メタボリックシンドロームの症状や、メタボリックシンドロームの診断方法などを解説
脳卒中は、脳内出血、脳梗塞、くも膜下出血などを総称するものです。血管病という観点から見れば、他にも心臓病や腎硬化症などもあり、これらを加算した心臓・血管病として考えると、死亡原因としてはガンを抜いてダントツに首位です。また、ほかの先進国の現状は心臓病の割合が多いのに対して、日本では脳卒中の頻度が明らかに高いので、今でも国民病として注意が必要です。

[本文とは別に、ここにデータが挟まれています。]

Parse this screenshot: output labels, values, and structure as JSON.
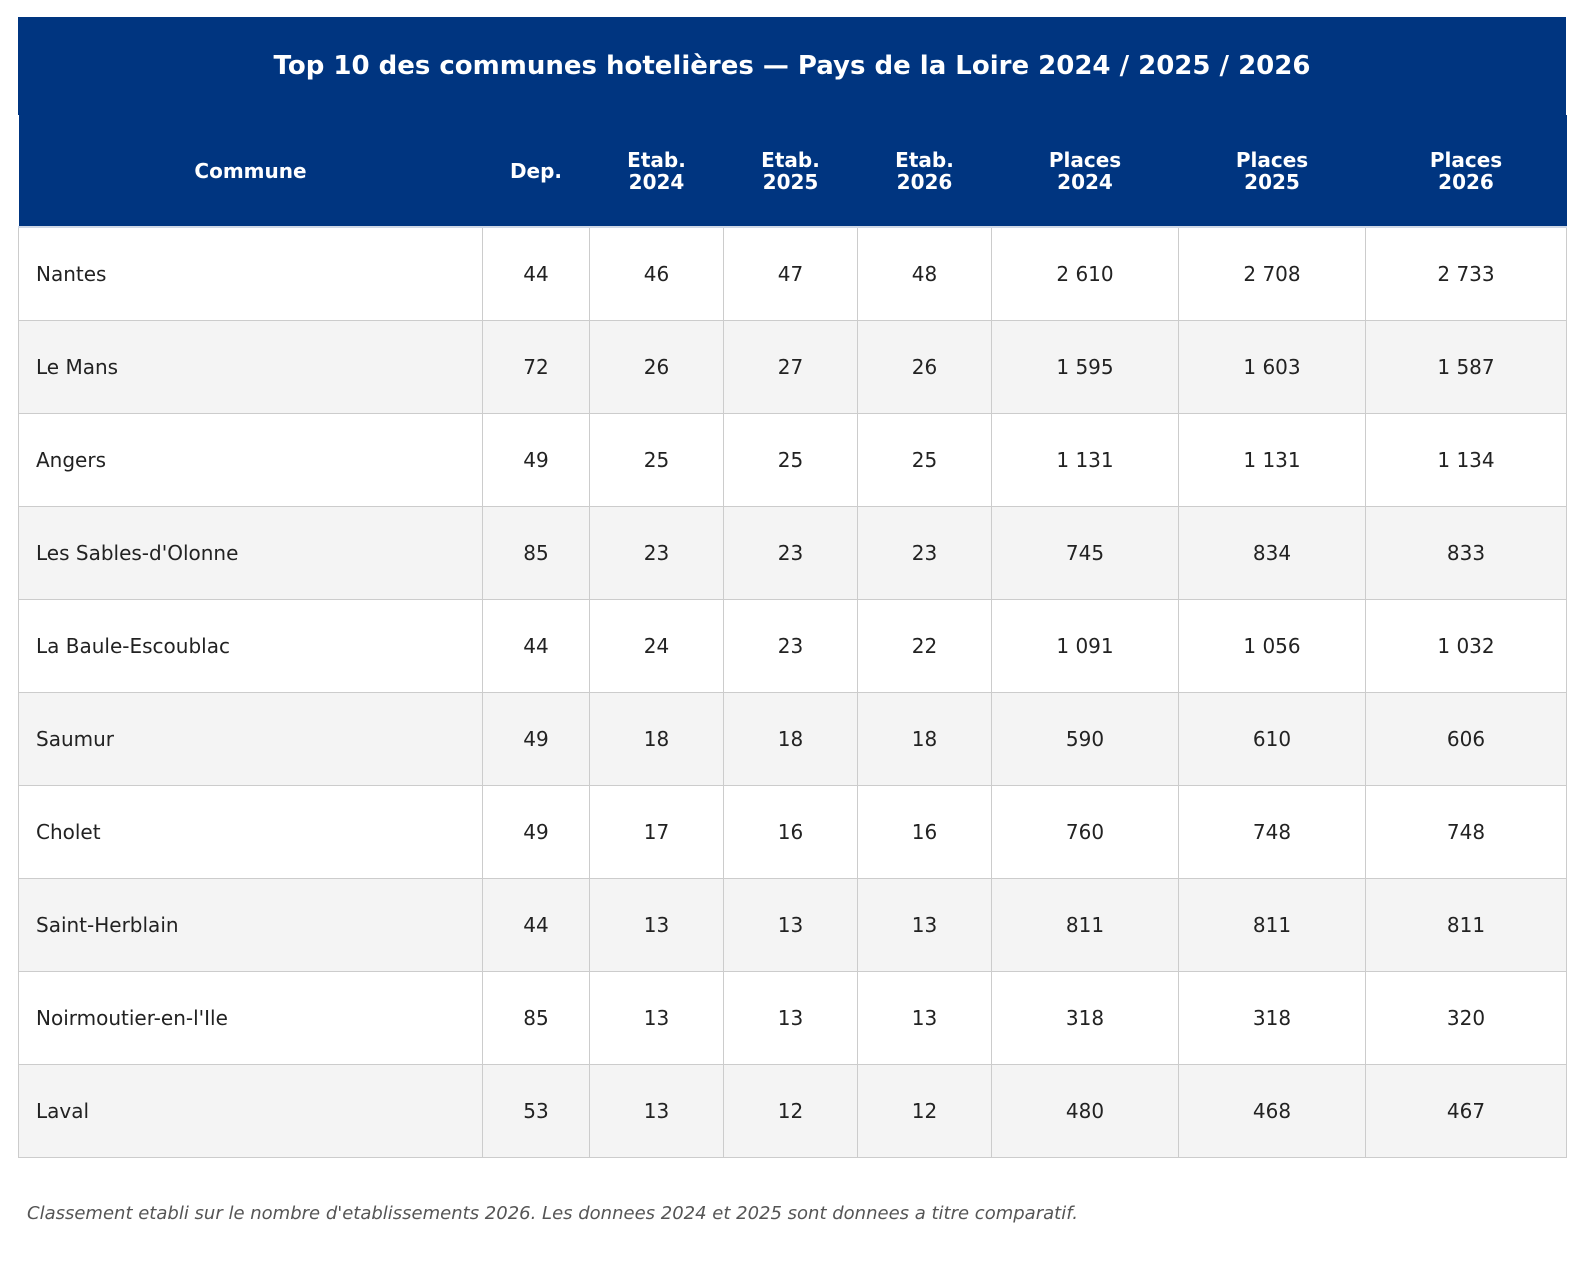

統計学的に年齢を同じにして、心臓病の発症率の推移を比較すると、徐々にですが減少傾向にあります。食生活の欧米化、過食、運動不足などの生活習慣に基づく肥満、高血圧、糖尿病、高脂血症などの動脈硬化症の危険因子が増加している一方で、医療の進歩、長寿薬の使用によって、心臓・血管病の予防効果が出てきているようです。
しかし高齢化社会の進行により、動脈硬化による血管合併症を引き起こす頻度は高まっています。脳血管障害による死亡は減少しているのですが、治療後・治療中の脳卒中有病患者数は増加傾向にあります。
つまり、死亡はまぬがれたにせよ、手足が不自由であったり、言葉が話せなくなったりと、何らかの後遺症をもちながら生きている人が増えていることを意味します。
また、脳卒中の後遺症では、必ずといってよいほど自覚症状をともないます。それらは、手足が不自由、言葉がうまく発言できない、言葉を理解できても話すことができない、体のあちこちが痛いなどで、日常生活に明らかに支障をきたします。
これが心筋梗塞の場合は、脳卒中よりも死亡率が高いものの、いったん助かれば、心臓の機能は一部失われますが自覚症状が残る場合は比較的少なく、社会復帰も可能な方が多いです。